Protein interactions are a key building block of biological networks controlling the flow of information, energy, and metabolites. The engineering of multi-protein systems is, therefore, an important, but a currently underexplored, area of synthetic biology. I outline a protein systems engineering framework that uses protein-protein interactions as its basic building block. The systematic combination of protein docking and molecular dynamics simulations revealed considerable complexity already in the simple binding of two proteins. Nevertheless, this complexity was tamed experimentally through the recombination of flexibly connected interaction modules. Following this strategy, carefully chosen or computationally designed helper modules amplified and "normalized" the real-time detection of protein binding events (hiFRET). This now opens the door to the construction of genuine protein computation circuits with various applications from cheap CRISPR-based DNA biosensors to smart biologicals for cell therapy.

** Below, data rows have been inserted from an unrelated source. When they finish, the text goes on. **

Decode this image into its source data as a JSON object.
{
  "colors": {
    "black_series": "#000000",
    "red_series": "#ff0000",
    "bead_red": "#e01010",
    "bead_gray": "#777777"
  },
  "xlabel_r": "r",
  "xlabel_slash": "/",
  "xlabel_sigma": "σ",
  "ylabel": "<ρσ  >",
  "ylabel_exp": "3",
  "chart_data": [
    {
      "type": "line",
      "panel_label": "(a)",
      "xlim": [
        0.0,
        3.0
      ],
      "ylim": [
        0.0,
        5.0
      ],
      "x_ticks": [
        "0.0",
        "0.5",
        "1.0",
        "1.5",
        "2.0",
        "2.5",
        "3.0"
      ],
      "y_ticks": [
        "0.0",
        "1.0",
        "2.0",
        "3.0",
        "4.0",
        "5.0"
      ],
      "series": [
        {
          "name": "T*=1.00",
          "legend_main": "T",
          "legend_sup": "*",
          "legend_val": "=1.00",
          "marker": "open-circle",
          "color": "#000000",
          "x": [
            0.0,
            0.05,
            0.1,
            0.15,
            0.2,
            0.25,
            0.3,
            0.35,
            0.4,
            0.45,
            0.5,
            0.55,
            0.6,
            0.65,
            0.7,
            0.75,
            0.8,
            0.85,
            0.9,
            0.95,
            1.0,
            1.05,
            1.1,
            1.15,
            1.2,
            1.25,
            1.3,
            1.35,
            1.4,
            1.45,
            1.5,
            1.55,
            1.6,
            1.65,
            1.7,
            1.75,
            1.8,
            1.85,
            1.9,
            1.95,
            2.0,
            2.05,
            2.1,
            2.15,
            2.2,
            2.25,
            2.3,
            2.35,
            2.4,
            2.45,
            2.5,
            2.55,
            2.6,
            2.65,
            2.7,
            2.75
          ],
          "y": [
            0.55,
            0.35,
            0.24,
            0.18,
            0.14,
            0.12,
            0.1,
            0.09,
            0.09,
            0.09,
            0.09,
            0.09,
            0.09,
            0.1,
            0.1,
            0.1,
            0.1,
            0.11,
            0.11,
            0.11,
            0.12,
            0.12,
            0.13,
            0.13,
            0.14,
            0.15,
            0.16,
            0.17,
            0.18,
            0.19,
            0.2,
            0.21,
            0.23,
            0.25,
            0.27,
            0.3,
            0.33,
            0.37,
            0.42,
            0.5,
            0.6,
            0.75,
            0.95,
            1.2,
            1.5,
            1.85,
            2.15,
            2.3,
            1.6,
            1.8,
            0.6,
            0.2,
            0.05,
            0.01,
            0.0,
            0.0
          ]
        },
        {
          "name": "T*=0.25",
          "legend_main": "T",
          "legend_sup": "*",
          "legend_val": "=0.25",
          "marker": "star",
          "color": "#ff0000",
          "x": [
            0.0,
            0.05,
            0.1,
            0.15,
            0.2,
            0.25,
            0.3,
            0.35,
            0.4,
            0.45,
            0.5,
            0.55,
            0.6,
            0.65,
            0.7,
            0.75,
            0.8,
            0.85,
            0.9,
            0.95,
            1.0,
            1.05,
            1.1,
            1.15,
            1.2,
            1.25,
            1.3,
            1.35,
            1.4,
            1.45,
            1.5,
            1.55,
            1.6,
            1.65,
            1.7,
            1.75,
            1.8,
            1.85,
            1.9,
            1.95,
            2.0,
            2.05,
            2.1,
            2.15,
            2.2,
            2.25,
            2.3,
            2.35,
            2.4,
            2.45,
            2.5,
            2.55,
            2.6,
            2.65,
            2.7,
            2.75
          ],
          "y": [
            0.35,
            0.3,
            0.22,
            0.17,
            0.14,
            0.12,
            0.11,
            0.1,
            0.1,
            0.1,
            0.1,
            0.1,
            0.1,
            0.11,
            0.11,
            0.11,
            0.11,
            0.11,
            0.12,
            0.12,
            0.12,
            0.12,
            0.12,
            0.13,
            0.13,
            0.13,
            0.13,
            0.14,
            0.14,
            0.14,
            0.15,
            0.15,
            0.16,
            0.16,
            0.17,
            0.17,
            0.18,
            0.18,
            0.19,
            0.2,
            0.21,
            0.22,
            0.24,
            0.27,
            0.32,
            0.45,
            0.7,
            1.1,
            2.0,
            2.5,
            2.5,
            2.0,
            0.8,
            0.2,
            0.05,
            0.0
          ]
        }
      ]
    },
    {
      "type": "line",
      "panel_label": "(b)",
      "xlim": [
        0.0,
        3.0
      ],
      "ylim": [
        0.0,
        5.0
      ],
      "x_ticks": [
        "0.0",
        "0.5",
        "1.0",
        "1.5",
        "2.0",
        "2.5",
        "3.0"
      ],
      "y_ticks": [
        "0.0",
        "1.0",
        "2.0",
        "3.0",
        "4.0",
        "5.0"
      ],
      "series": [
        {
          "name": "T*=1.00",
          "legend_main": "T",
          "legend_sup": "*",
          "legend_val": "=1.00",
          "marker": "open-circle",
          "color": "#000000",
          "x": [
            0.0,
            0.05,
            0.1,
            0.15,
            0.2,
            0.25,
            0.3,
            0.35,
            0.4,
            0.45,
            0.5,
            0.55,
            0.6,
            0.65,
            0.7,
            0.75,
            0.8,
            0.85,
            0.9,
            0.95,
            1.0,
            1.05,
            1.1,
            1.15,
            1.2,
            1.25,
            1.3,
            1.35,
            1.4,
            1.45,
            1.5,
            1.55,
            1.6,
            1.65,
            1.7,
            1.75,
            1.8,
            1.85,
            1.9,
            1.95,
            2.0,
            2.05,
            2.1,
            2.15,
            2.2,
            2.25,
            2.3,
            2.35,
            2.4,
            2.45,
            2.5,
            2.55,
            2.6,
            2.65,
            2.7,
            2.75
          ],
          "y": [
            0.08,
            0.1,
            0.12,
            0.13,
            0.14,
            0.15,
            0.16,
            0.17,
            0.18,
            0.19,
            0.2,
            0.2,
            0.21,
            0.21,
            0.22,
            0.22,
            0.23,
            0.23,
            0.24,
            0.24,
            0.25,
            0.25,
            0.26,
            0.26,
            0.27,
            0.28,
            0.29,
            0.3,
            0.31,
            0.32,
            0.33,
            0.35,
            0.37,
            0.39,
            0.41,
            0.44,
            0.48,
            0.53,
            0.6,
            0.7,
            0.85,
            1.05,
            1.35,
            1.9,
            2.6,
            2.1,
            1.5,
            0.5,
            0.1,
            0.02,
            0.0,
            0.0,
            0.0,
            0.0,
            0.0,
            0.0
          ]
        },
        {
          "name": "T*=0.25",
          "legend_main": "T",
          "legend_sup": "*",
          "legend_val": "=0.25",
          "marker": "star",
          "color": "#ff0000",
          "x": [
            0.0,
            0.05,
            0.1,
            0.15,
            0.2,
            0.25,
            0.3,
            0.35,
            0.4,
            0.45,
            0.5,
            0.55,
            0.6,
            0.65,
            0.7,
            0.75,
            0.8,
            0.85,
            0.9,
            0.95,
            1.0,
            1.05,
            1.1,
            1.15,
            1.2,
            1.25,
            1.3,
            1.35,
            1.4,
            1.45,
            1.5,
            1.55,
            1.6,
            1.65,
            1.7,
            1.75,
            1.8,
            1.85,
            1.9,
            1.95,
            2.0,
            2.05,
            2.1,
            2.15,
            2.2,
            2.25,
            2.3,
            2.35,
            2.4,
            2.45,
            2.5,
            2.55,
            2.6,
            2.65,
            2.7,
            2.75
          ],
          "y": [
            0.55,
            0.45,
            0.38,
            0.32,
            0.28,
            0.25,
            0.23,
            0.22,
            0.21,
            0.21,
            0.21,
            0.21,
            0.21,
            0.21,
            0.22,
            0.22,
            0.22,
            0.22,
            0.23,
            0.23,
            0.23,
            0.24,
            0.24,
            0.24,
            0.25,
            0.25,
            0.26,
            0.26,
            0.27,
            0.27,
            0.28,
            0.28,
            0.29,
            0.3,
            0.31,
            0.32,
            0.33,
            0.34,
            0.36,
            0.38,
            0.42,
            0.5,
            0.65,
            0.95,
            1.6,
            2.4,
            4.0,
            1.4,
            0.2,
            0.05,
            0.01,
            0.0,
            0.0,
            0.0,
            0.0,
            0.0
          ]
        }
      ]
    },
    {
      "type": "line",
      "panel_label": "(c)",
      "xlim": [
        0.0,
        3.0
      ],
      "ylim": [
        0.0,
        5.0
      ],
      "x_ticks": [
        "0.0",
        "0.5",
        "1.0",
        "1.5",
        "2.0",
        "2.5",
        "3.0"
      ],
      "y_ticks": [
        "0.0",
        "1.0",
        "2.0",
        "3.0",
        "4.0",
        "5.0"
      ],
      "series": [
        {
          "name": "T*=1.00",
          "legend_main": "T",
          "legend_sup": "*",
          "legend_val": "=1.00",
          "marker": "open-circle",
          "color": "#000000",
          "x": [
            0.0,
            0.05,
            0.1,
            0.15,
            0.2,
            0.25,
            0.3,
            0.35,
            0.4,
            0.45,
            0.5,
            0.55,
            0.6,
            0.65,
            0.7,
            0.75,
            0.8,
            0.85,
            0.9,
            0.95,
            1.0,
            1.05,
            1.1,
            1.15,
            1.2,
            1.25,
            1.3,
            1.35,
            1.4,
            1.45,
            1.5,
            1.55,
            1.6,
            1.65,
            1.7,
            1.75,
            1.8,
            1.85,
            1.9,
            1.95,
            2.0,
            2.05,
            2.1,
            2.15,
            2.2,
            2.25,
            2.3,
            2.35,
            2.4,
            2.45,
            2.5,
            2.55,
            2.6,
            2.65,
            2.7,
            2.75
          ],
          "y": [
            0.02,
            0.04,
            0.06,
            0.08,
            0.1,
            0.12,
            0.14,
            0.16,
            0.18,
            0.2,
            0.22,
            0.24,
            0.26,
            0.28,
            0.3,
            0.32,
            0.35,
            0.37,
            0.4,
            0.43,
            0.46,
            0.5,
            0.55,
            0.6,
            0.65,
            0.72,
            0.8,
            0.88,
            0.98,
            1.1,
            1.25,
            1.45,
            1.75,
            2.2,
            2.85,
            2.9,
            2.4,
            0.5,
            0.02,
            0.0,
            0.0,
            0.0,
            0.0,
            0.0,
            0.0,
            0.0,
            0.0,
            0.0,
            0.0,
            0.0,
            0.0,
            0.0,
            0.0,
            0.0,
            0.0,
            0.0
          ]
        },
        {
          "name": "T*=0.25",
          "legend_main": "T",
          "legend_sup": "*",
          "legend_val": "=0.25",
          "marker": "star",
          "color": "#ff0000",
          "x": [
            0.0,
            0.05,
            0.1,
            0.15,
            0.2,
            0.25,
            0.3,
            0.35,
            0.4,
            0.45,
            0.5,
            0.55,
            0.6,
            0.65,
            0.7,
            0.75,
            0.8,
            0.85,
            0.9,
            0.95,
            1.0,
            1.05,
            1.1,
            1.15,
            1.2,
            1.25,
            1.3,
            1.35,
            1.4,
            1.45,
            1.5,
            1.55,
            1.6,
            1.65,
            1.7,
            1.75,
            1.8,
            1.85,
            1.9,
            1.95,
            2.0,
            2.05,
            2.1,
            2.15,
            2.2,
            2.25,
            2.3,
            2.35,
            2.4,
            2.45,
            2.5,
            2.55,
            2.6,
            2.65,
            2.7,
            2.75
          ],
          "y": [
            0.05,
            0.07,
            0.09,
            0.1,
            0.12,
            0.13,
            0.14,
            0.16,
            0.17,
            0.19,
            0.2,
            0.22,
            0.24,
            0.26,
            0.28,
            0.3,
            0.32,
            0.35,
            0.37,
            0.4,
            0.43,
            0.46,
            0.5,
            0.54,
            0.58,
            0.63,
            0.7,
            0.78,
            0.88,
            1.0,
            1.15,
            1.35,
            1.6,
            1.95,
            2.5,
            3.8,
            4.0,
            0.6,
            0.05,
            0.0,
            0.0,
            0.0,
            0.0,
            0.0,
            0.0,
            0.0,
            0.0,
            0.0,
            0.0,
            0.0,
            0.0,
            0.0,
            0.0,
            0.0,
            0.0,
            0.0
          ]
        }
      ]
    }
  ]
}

Currently, such bioengineering is held back a large gap between our very limited capacity to experimentally characterize biological building blocks or actual designs, on the one hand, and a wealth of candidate parts and hypothetical designs suggested by bioinformatic analysis or modeling, on the other hand. I propose a novel research platform that bridges this gap by integrating robotic DNA assembly with cell-free expression, microfluidics, and advanced interaction sensors. This platform will not only enable rapid protein circuit engineering but will also be geared towards metagenome-scale characterization of enzymatic activities as well as the combinatorial assembly of biosynthesis pathways for drug screening or metabolic prototyping.

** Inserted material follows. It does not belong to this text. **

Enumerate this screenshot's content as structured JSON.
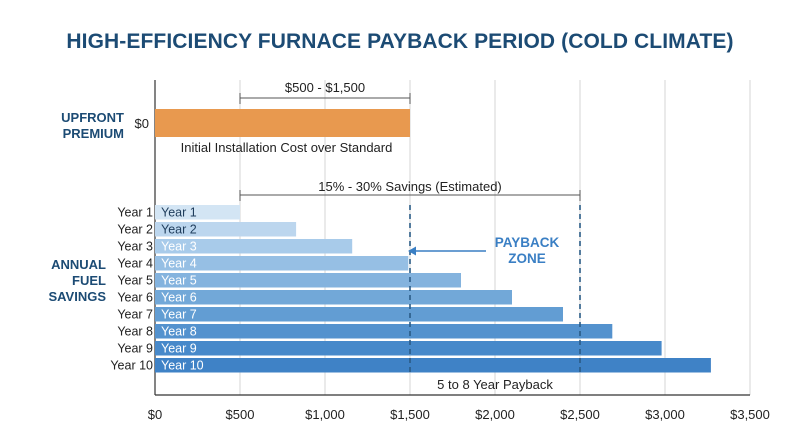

Raik Grünberg is a synthetic biologist with roots in computational biophysics and experimental protein design. After studying Biochemistry at the University of Leipzig (Germany), Raik performed his Ph.D. in biophysics at the EMBL in Heidelberg (Germany) and the Pasteur Institute in Paris on the automated modeling and atomic-detail simulation of protein complexes. This resulted in a widely quoted mechanistic model of protein-protein binding and pushed the boundary of what was considered technically feasible in protein-protein docking. As a postdoc at the Center for Genomic Regulation (CRG) in Barcelona, he entered the emerging field of synthetic biology and set the groundwork for the experimental design of synthetic protein systems. He then took up a research associate position at the University of Montreal (Canada) where he started up a new protein synthetic biology lab and sub-group. He is currently offering consulting services on the robotic automation of molecular and synthetic biology workflows and is a visiting researcher at KAUST.
Raik has received a Boehringer Ingelheim Foundation Ph.D. fellowship and Marie Curie as well as Human Frontier Science Program (HFSP) postdoctoral fellowship awards. Raik is co-founder and editor of the Synthetic Biology Open Language (SBOL), an international effort connecting key industry and academic players to set standards for an emerging tool stack of automated biological design. Typical for his role at the interface of computational and experimental bioengineering, he is also serving as the chair of the iGEM software track.